On 2016-07-08 12:28, Thomas Johnson wrote:
I am working on developing a clustered application utilizing jails and
running into problems that seem to be NFS-related. I'm hoping that
someone can point out my error.
The jail images and my application data are served via NFS. The host
mounts NFS at boot, and then uses nullfs mounts to assemble the jail
tree when the jail is created (fstab files and jail.conf are below).
This seems to work fine, the jail starts and is usable. The problem
comes when I remove/restart the jail. Frequently (but not
consistently), the jail gets stuck in a dying state, causing the
unmount of the jail root (nullfs) to fail with a "device busy" error.
# jail -f /var/local/jail.conf -r wds1-1a
Stopping cron.
Waiting for PIDS: 1361.
.
Terminated
wds1-1a: removed
umount: unmount of /var/jail/wds1-1a failed: Device busy
# jls -av
JID Hostname Path
Name State
CPUSetID
IP Address(es)
1 wds1-1a /var/jail/wds1-1a
wds1-1a DYING
2
2620:1:1:1:1a::1
Through trial-and-error I have determined that forcing an unmount of
the root works, but subsequent mounts to that mount point will fail to
unmount with the same error. Deleting and recreating the mountpoint
fixes the mounting issue, but the dying jail remains permanently.
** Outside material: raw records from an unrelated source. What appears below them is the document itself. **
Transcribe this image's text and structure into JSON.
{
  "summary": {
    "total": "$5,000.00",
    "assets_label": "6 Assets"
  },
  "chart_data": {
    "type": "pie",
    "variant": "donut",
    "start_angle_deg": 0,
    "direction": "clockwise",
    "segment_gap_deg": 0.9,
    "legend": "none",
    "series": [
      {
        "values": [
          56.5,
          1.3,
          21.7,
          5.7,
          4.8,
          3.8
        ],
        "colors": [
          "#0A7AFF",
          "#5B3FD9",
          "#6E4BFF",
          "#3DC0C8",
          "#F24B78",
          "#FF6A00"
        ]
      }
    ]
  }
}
I have also found that if I copy the jail root to local storage and
update the jail's fstab to nullfs mount this, the problem seems to go
away. This leads me to believe that the issue is related to the NFS
source for the nullfs mount. statd and lockd are both running on the
host.
My relevant configurations are below. I can provide any other
information desired.
# Host fstab line for jail root.
#
10.219.212.1:/vol/dev/wds/jail_base /jail/base nfs ro 0 0
# Jail fstab file (mount.fstab)
#
/jail/base /var/jail/wds1-1a nullfs ro 0 0
# writable (UFS-backed) /var
/var/jail-vars/wds1-1a /var/jail/wds1-1a/var nullfs rw 0 0
# jail.conf file
#
* {
devfs_ruleset = "4";
mount.devfs;
exec.start = "/bin/sh /etc/rc";
exec.stop = "/bin/sh /etc/rc.shutdown";
interface = "vmx1";
allow.dying = 1;
exec.prestart = "/usr/local/bin/rsync -avC --delete
/jail/${image}/var/ /var/jail-vars/${host.hostname}/";
}
# JMANAGE wds1-1a
wds1-1a {
path = "/var/jail/wds1-1a";
ip6.addr = "2620:1:1:1:1a::1";
host.hostname = "wds1-1a";
host.domainname = "dev";
mount.fstab = "/var/local/fstab.wds1-1a";
$image = "base";
}
What happens if you take jails out of the equation? I know this isn't
entirely a non-jail issue, but I wonder if a jail is required for the
mount point to be un-re-mountable. I've heard before of NFS-related
problems where a jail remains dying forever, but this has been more of
an annoyance than a real problem.
It's not so much that I want to absolve jails, as I want to see where
the main fight exists. It's tricky enough fixing an interface between
two systems, but we've got three here.